Hundreds of students walked down Ivy Road in the middle of January, marking the kickoff of the fourth annual Vortex competition at the University of Virginia. Undergraduate and graduate students from all disciplines at the School of Architecture gathered together for a week-long design workshop to envision a new academic commons along the Ivy Road corridor, an underused entry to the university. Focusing on improving connectivity to new student and faculty housing, the workshop examined how to bring academic and residential culture together in a new urban environment.
Thirty student teams, each advised by a faculty member, developed innovative approaches to the design problems: how to improve accessibility, connectivity, and sustainability.

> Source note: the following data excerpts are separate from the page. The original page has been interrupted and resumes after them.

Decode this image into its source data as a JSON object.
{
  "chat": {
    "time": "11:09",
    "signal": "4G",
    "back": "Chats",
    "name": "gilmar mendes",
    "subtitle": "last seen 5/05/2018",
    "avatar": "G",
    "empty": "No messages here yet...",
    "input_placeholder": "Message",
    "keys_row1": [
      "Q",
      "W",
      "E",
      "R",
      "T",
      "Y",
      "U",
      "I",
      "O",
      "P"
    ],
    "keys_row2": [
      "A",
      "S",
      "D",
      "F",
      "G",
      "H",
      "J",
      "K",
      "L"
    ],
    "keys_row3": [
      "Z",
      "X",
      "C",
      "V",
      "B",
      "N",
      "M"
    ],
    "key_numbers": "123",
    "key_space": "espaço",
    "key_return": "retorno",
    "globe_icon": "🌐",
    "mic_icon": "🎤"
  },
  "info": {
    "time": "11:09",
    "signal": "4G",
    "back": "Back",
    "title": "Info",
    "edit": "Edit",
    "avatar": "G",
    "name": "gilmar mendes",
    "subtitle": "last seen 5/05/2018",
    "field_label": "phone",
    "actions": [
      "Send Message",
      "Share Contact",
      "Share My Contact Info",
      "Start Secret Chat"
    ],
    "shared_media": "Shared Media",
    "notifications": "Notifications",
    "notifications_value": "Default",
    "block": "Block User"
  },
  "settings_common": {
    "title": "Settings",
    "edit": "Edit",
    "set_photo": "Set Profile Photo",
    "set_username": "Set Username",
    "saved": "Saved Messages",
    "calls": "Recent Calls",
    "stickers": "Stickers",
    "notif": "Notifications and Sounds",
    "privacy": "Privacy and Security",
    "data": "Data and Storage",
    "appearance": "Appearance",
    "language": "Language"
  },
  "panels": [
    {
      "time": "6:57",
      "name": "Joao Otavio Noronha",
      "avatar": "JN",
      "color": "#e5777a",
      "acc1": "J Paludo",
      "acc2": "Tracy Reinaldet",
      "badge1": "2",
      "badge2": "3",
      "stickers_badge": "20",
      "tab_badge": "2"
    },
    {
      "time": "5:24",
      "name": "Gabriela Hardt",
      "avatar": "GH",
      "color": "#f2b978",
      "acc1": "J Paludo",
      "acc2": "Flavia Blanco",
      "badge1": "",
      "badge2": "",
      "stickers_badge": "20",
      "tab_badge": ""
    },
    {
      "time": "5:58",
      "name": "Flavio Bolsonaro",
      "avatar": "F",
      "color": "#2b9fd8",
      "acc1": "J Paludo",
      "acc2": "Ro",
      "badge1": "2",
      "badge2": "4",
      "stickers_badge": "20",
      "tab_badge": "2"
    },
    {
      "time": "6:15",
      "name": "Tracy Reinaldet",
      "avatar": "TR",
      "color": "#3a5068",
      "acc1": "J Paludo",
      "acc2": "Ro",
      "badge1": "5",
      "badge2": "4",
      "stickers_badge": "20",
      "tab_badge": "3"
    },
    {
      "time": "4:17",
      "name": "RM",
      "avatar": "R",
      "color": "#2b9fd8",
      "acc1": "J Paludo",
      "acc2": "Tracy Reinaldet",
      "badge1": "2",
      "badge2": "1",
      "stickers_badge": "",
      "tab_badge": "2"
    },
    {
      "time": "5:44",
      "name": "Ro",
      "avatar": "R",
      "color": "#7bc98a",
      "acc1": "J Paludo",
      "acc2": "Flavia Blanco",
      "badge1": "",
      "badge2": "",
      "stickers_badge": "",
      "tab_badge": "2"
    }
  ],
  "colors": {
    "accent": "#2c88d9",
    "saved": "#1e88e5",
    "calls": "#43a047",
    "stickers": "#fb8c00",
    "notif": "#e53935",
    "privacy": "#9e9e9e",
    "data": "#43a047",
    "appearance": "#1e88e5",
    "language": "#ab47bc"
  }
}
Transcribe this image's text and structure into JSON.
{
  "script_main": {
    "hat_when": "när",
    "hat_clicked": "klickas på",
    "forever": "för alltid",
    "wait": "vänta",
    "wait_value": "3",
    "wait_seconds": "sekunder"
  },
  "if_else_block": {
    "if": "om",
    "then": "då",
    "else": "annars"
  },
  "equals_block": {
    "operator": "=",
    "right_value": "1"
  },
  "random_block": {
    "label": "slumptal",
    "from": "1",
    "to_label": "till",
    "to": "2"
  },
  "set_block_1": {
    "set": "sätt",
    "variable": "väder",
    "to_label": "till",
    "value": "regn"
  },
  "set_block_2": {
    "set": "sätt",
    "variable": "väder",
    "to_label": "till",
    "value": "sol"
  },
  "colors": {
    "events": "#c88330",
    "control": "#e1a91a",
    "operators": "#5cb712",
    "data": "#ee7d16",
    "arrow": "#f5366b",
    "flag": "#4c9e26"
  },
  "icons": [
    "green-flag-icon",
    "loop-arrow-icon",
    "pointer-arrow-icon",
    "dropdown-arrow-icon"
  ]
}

Using university founder Thomas Jefferson’s “academical village” concept — which called for deep interactions between students and scholars — as the basis for dialogue, teams also focused on how to further this relationship and extend it city-wide.
This year Sylvia Karres, founder of Karres en Brands Landscape Architects, which is based in the Netherlands, led the design workshop and served as the primary critic. With her expertise in campus planning, Karres called for using sustainable campus design approaches, wherein a balance between learning and living conditions is produced, enabling a holistic student experience. Desk critiques continued through the week as Karres extended the dialogue to university sprawl and the poor connections with the Ivy Road corridor.

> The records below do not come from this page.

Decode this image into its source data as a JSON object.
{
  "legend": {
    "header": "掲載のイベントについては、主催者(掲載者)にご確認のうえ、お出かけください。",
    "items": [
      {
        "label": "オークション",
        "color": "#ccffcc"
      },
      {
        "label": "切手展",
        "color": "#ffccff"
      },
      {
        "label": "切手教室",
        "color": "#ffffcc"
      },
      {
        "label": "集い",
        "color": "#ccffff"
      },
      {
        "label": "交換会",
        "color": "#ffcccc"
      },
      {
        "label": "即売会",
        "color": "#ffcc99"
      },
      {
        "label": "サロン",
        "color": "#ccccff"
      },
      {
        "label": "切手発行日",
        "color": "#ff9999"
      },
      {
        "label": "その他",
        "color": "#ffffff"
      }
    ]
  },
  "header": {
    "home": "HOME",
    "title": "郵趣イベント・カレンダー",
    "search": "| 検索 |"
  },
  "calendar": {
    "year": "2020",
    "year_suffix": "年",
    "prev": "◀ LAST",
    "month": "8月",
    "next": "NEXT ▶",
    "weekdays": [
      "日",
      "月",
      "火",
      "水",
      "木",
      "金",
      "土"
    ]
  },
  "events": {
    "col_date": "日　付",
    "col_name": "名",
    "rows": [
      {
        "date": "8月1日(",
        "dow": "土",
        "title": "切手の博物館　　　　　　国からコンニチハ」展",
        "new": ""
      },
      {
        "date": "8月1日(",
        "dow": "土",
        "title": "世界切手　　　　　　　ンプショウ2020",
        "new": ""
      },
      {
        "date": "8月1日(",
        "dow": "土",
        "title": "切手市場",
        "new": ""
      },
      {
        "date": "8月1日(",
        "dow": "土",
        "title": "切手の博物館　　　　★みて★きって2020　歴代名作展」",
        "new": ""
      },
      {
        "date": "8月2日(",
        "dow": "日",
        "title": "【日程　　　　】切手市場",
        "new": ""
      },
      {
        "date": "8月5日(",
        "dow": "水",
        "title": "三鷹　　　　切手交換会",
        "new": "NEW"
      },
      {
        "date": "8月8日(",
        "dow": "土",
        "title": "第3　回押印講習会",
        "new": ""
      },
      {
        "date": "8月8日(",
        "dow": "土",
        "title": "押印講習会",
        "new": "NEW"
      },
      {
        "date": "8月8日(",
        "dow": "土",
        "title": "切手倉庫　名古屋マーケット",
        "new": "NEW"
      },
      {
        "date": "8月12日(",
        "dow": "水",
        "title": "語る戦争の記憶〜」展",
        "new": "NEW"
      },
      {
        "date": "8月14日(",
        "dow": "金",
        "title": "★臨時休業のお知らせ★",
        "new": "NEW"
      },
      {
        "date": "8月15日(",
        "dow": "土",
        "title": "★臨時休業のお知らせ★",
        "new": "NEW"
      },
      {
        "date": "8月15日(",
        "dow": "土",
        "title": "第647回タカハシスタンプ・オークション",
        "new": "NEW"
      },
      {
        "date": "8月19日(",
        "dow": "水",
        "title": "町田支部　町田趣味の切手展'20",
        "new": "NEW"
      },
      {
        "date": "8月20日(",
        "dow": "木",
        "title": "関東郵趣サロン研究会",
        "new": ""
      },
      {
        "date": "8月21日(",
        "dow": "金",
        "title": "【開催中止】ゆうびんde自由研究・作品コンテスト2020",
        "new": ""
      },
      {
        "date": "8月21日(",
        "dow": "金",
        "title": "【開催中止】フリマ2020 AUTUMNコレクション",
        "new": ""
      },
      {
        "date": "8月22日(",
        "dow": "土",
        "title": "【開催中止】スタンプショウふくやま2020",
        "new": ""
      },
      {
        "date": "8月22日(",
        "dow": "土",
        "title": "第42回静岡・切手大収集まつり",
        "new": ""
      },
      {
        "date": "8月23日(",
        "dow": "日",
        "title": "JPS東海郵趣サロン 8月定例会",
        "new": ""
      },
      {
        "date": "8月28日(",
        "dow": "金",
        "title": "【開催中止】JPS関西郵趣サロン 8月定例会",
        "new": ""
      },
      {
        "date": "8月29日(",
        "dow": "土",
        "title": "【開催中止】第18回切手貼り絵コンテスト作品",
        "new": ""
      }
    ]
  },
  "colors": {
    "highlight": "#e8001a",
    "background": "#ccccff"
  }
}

The final charrette was held at Sunday morning, bringing the week-long chaos to an end. Students, faculty, and community members were all in attendance.
Team 2, which was led by landscape architecture professor Julie Bargmann, won the public, student, and faculty awards. The team envisioned connecting the community and university with Ivy Road by making the road an academic, environmental, and commercial hub for the western edge of Charlottesville. Using an existing culverted stream under the site as an organizational element, the proposal included a pedestrian mall, multi-level housing, and a bridge in memory of Morgan Harrington, a Virginia Tech student, who disappeared there in 2009. The team sought to create a place of empowerment and community.
Team 26, led by architecture professor Peter Waldman, won the main prize, given by Karres, with their development of a campus collage. The team’s proposal focused on merging the various layers of university life and better connecting the community through public transportation and pedestrian and bicycle infrastructure. The team proposed placing several more train stops along the existing railroad. Taking cues from the existing historic sites, railroad organization, and cultural points of interest, the proposal also links this area with new housing and public spaces.
In a single week, the competition took a creative discussion beyond the walls of the School of Architecture into the Charlottesville community. This year, students acted as their own client, designing new models for sustainable academic life at the University of Virginia.
This guest post is by Jasmine Sohn, Student ASLA, Master’s of Landscape Architecture candidate, University of Virginia.